From the drafting room I went to the library where I had spent so many happy hours and then checked the conference room, lit only by four glowing panels in the floor, and announced the meeting to the people I found in both places. Then I jogged down the concrete path under the covered walkway of desert masonry and peered in the cabaret theater where the Old Architect had loved to show movies on Saturday nights. This place had always tickled me—its thick stone walls and roof, the long descending space with plywood benches covered with red cushions, the well-worn red carpet on the floor, and the many hundreds of white Christmas lights running back and forth on the ceiling. When we first arrived, Aenea and I were amazed to find that the Old Architect demanded that his apprentices and their families “dress for dinner” on Saturdays—ancient tuxedoes and black ties, of the sort one sees in the oldest history holos. The women wore strange dresses out of antiquity. Mr. Wright provided the formal clothes for those who failed to bring them in their flight to Earth through Time Tombs or farcaster.

That first Saturday, Aenea had shown up dressed in a tuxedo, shirt, and black tie rather than one of the dresses provided. When I first saw the Old Architect’s shocked expression, I was sure that he was going to throw us out of the Fellowship and make us eke out a living in the desert, but then the old face creased into a smile and within seconds he was laughing. He never asked Aenea to dress in anything else. After the formal Saturday dinners, we would either have a group musical event or assemble in the cabaret theater for a movie—one of the ancient, celluloid kinds that had to be projected by a machine. It was rather like learning to enjoy cave art.

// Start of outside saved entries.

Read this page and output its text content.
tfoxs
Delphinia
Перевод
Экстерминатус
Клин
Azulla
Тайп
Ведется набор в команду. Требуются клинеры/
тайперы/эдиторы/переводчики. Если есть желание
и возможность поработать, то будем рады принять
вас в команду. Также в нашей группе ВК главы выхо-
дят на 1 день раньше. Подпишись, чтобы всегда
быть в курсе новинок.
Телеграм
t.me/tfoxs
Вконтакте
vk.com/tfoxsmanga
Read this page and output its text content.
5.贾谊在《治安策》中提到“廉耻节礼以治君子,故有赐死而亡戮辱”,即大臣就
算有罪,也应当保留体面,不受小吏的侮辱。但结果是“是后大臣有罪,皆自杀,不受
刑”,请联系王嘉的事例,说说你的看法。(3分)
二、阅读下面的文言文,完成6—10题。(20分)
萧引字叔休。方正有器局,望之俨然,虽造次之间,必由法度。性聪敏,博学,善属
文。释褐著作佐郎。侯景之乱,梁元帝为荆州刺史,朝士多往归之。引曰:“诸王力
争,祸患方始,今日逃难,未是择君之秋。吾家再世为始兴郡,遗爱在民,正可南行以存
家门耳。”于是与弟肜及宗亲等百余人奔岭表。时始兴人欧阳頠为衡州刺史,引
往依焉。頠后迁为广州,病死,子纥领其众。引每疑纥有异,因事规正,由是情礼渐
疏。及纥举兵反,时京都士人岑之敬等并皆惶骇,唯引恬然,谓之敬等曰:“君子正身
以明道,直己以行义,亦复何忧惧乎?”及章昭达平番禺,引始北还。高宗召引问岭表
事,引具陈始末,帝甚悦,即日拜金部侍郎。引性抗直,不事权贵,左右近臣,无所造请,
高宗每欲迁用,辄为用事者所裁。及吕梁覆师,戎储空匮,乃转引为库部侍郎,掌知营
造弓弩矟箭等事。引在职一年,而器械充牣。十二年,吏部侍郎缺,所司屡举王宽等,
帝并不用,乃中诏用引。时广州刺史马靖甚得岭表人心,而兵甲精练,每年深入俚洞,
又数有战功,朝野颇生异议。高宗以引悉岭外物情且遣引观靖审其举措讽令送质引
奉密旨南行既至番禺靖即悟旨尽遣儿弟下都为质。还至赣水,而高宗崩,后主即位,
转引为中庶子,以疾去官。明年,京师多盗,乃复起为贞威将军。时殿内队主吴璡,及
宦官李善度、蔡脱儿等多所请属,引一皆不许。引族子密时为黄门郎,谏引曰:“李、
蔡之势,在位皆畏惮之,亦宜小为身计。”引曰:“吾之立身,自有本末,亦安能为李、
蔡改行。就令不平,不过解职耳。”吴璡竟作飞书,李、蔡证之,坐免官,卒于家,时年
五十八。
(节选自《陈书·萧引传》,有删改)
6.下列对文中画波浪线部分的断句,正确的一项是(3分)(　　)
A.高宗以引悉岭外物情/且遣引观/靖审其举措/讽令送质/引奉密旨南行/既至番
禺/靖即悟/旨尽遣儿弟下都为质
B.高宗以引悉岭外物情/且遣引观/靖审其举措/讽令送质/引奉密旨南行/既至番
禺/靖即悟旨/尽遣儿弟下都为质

Both Aenea and I loved the films he chose—ancient twentieth-century flat things, many in black and white—and for some reason that he never explained, Mr. Wright preferred to watch them with the “sound track,” optical jiggles and wiggles, visible on the screen. Actually, we’d watched films there for a year before one of the other apprentices told us that they had been made to be watched without the sound track visible.

Today the cabaret theater was empty, the Christmas lights dark. I jogged on, moving from room to room, building to building, rounding up apprentices, workers, and family members until I met A. Bettik by the fountain and we joined the others in the large music pavilion.